The Boulder Lake Management Area was created in 1991 as a partnership between Minnesota Power, the Minnesota DNR and the St. Louis County Land Department. I can’t think of a much better example of beneficial cooperation between a corporation and government agencies. Boulder Lake is part of a series of Minnesota Power reservoirs that generate hydroelectric power. I get all tingly when I think about Minnesota Power since they groom their 21 kilometers of trails and invite us to come ski…for free. I officially declare this a good deal.

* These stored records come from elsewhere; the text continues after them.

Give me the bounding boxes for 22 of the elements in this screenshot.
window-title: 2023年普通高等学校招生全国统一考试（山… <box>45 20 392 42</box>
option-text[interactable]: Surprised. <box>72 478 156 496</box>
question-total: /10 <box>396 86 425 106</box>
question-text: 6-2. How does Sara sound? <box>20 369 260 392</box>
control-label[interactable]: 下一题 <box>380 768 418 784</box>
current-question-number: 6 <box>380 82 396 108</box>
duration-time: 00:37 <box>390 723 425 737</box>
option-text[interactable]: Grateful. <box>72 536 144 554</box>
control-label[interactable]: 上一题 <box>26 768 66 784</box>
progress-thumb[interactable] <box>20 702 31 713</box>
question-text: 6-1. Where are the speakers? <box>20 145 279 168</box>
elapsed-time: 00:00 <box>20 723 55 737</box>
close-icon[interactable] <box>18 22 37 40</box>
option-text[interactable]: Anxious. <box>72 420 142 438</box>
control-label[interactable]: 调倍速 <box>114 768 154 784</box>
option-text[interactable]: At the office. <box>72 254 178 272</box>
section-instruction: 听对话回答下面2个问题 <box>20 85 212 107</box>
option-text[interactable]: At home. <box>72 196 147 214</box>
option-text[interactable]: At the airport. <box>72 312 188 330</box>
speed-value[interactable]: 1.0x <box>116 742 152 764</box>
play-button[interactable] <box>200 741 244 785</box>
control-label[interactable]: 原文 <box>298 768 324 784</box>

The westernmost of three trailheads gives access to the Otter Run trail, which is a classic-only track that’s very flat and perfect for beginners. The easternmost access is to a series of trails called Blue Ox, Nine Pine, and Lonesome Grouse. They are groomed for both classic and skating. With kids, I recommend parking in the middle lot. Rolling Pin, Ridge Runner, and Timber Cruiser are classic-only trails that begin here and have the biggest hills of the system for grown-ups or more advanced kids. Ridge Runner is a fantastic example of a glacial esker. It’s a unique stretch of trail on a high meandering spine left behind by the ice age.

With younger kids, leave the middle lot for Wolfski’s Ski Den, the perfect base camp for little ones. Wolfski the cartoon wolf, welcomes you to a warm cabin, open from dawn to dusk, where there is hot chocolate and hot apple cider. Ski across the frozen bay of Boulder Lake right in front of the cabin and connect with the Bear Paw loop. This 3k loop starting at the Ski Den is just right. I’d tell Grace there was another downhill ahead, she’d smile, “Oh yeah” and she’d keep on tucking down the slopes. Sam took his first skating strides and gave me glimpses of how he’s going to kick my butt someday.

I ended the day talking to a skiing family of six. They just moved to Duluth from New Zealand and were ecstatic about all the wintertime fun to be had. Basking in the sun with a cup of hot cider in my hand, we watched our kids frolicking in the sun outside the Ski Den. Grace had skied the farthest I’d ever seen and now she was sliding headfirst down a snow bank claiming to be a penguin. Sam was turning his skis into a sled by sitting on the tails while keeping his feet in the bindings. They’re bolder at Boulder Lake.